The Lansing Community College Department of Theatre is preparing to stage an adaptation of the classic novel "Crime and Punishment" later this month.
Fyodor Dostoevsky’s "Crime and Punishment" is regarded as one of the great titles in Russian literature. Published in 1866, it’s the story of Rodion Raskolnikov, a young man who thinks his self-professed superiority gives him the right to commit murder as a means to a greater good. Later, though, his killings produce profound guilt and paranoia.
Marilyn Campbell-Lowe, who studied at Michigan State University and worked for a time at Lansing’s now-defunct professional Boarshead Theatre, was commissioned to write a stage adaptation of this monumental story for the Writers Theatre outside Chicago in 2003.
“It’s been done in over 100 venues. It’s been translated into two languages, Greek and Hungarian. It’s been done in London several times,” she explained. “So, it’s in many ways, really, made my career. It’s taken me everywhere.”
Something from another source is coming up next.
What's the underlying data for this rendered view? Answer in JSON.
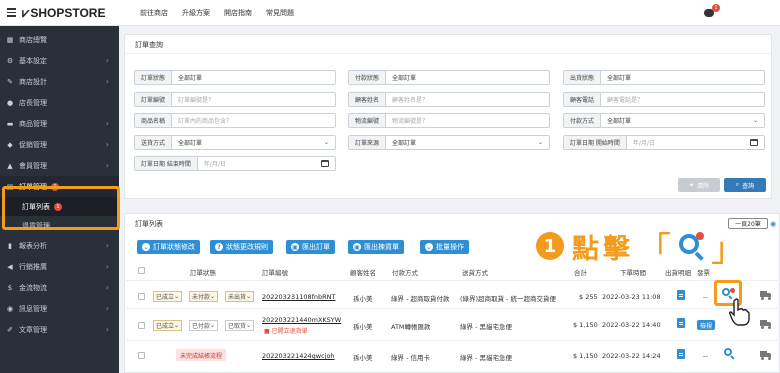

LCC Theatre faculty member Andy Callis is directing the play. He describes this adaption as a whodunit where we know who did it.
“We know whodunit,” he said, “But if you haven’t read it, the specifics are…it’s just very dramatic and exciting to see how it all plays out.”
The cast includes LCC student Simon Rebeck as Raskolnikov, another LCC student Camilla Trudell and former student Will Millstein.
More than 20 years after writing this adaptation, playwright Marilyn Campbell-Lowe sees the story connecting with modern conditions.
People are still committing crimes, she muses, because they think they’re leading the world forward.
“When we put that with corporations and people right now in our government that are acting like they’re not accountable to the law, it resonates in such a strong way," she said.
For many, reading "Crime and Punishment" was a difficult school assignment, maybe even a book they never finished. Campbell-Lowe thinks this 90-minute stage adaptation is another way to connect with Dostoevsky’s masterwork.
"His ideas rang true when it was written. It rang true in 2003 when we did it, and it’s ringing even more relevant today because of the ideas that he explores in the story.”
Director Andy Callis admires Campbell-Lowe’s adaptation, saying her script captures not only the practical choices Raskolnikov has but his spiritual choices as well.
“How is he going to see himself? How is he going to see the world?” he asked. “I think that it is a hopeful ending, not a cliched happy ending, but the question at the heart of the play, there’s some hope to it.”
The LCC production of "Crime and Punishment" opens February 21 for five performances in the Gannon Building’s Black Box Theatre. The playwright will give a preview talk before the opening night show.